Slashdot Mirror

← Back to Stories (view on slashdot.org)

Password Vulnerability In Firefox 2.0.0.5

Posted by CmdrTaco on from the waiting-for-the-patch-boys dept.

Paris The Pirate writes "According to a message posted over the weekend on the Full-Disclosure mailing list, the latest version of Firefox, 2.0.0.5, contains a password management vulnerability that can allow malicious Web sites to steal user passwords. If you have JavaScript enabled and allow Firefox to remember your passwords, you are at risk from this flaw."

10 of 176 comments (clear)

  1. Dupe? by InvisblePinkUnicorn · · Score: 5, Informative

    Three days ago: http://it.slashdot.org/article.pl?sid=07/07/20/125 2215

  2. Re:Is this OS independent? by Compholio · · Score: 5, Informative

    I haven't RTFA (after all, this is Slashdot), but are all OSes equally vulnerable?
    I can confirm that it works on Linux.
  3. NoScript by grub · · Score: 5, Informative

    NoScript
    Repeat ad nauseum.

    --
    Trolling is a art,
  4. Re:Is this OS independent? by Mr.+Sketch · · Score: 5, Informative

    From what I read, yes. It only exposes passwords for the site you're visiting. The most common case of this is on myspace, where visiting a malicious website will transfer your myspace username/password to the website owner. This vulnerability exists on sites that allow users to post custom html and javascript and will expose your username and password for that site.

    This does not expose all your passwords, so if you have you bank password stored, it's safe, unless your bank has pages that allow users to post custom html and javascript.

    --
    Things you think are in the Constitution, but are not.
  5. Re:Do not save passwords by dvice_null · · Score: 3, Informative

    Passwords are not in plain text, but readable with Firefox.

    You can set master password to truely encrypt them. But if you let people to access your harddrive, you can install keyloggers to steal the master password also. Or any password, no matter do you save it or not.

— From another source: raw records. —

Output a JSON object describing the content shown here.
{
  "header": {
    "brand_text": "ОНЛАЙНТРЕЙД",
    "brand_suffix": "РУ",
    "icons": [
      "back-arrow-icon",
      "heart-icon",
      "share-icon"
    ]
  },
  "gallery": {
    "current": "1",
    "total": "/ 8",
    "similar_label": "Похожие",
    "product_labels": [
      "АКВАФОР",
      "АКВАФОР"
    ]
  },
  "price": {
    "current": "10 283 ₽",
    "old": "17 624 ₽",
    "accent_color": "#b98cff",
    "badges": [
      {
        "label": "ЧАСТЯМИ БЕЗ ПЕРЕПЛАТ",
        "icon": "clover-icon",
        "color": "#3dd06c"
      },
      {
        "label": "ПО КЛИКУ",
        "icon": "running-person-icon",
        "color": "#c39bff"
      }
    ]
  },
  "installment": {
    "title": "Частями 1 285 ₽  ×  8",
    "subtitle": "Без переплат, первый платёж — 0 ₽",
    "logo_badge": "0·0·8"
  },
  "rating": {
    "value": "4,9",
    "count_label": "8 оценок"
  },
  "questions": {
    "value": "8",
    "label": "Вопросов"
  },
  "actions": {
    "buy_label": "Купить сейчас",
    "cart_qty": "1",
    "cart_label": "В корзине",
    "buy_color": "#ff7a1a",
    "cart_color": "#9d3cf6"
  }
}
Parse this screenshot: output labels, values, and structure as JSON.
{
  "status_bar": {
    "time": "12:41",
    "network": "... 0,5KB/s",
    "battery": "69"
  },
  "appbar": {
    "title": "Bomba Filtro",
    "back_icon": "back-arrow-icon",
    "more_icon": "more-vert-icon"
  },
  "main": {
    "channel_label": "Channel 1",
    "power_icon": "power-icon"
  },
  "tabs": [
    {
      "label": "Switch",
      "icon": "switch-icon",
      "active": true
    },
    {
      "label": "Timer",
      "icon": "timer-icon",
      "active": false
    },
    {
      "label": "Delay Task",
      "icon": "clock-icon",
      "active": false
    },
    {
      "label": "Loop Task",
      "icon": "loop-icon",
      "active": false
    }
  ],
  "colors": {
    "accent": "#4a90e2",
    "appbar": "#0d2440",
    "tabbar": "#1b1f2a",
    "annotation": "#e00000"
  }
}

  6. FUD by jrumney · · Score: 4, Informative

    Firefox's password file has never been in plain text, although if you don't specify a master password, the decryption key is stored in the same directory, so the encryption will only stop casual opportunists.

  7. Is it Firefox specific? by 140Mandak262Jamuna · · Score: 3, Informative
    From what I understand, the user visits a site and the browser dishes out the remembered username password to that site. Whenever that site requests the username and password, the browser would do so. If the site allows anyvisitor to post javascript code and it incorporates such posted code as part of its own page, then the user too can use javascript to request the username/password and use javascript to phone home.

    Now why any of it is Firefox specific? Any browser/ browser-helper-object /password help toolbar would do the same. If you have only one user name for a site, firefox will pre-fill the field. And the javascript can read it without a get or post. I would guess this behaviour of prefilling when the username is unique is probably a Firefox thing.

    Generally sites that allow users to post javascript code would be dangerous and should not be visited. But I would not know a priori these sites.

    --
    sed -e 's/Chuck Norris/Rajnikant/g' joke > fact
  8. Re:Do not save passwords by strobert · · Score: 4, Informative

    In addition if you run with Noscript and Secure Login it really helps protect you. The former can let you disable javascript (and java/flash too) by default and only enable for sites you trust. The later makes it so that for remembered passwords firefox does not fill in the form. Instead it highlights the fields it would fill in and you have to hit the secure login button to post the form data. Makes it so that you know when you saved passwords are being used and bypasses the input flow so that keyloggers can't even record the data.

    I would also recommend installing "Master Password Timeout" which will re-prompt you periodically for the password.

  9. Re:Is this OS independent? by snowgirl · · Score: 4, Informative

    Actually you're safe if you use a master password with your password manager.


    Well this story kind of points out why obviously, this statement isn't necessarily true.
    --
    WARNING! This girl exceeds the MAXIMUM SAFE standards established by the FDA for BRATTINESS
  10. Oh really? by jgoemat · · Score: 3, Informative
    How are you safe?
    1. Open browser
    2. Click on MySpace bookmark
    3. Enter master password to login to myspace
    4. Visit joebob's page, which has javascript to steal your password
    5. pwn3d
    If you're on the site with the vulnerability, you probably already entered your master password to login, and you only have to do that once per session to use all of your passwords.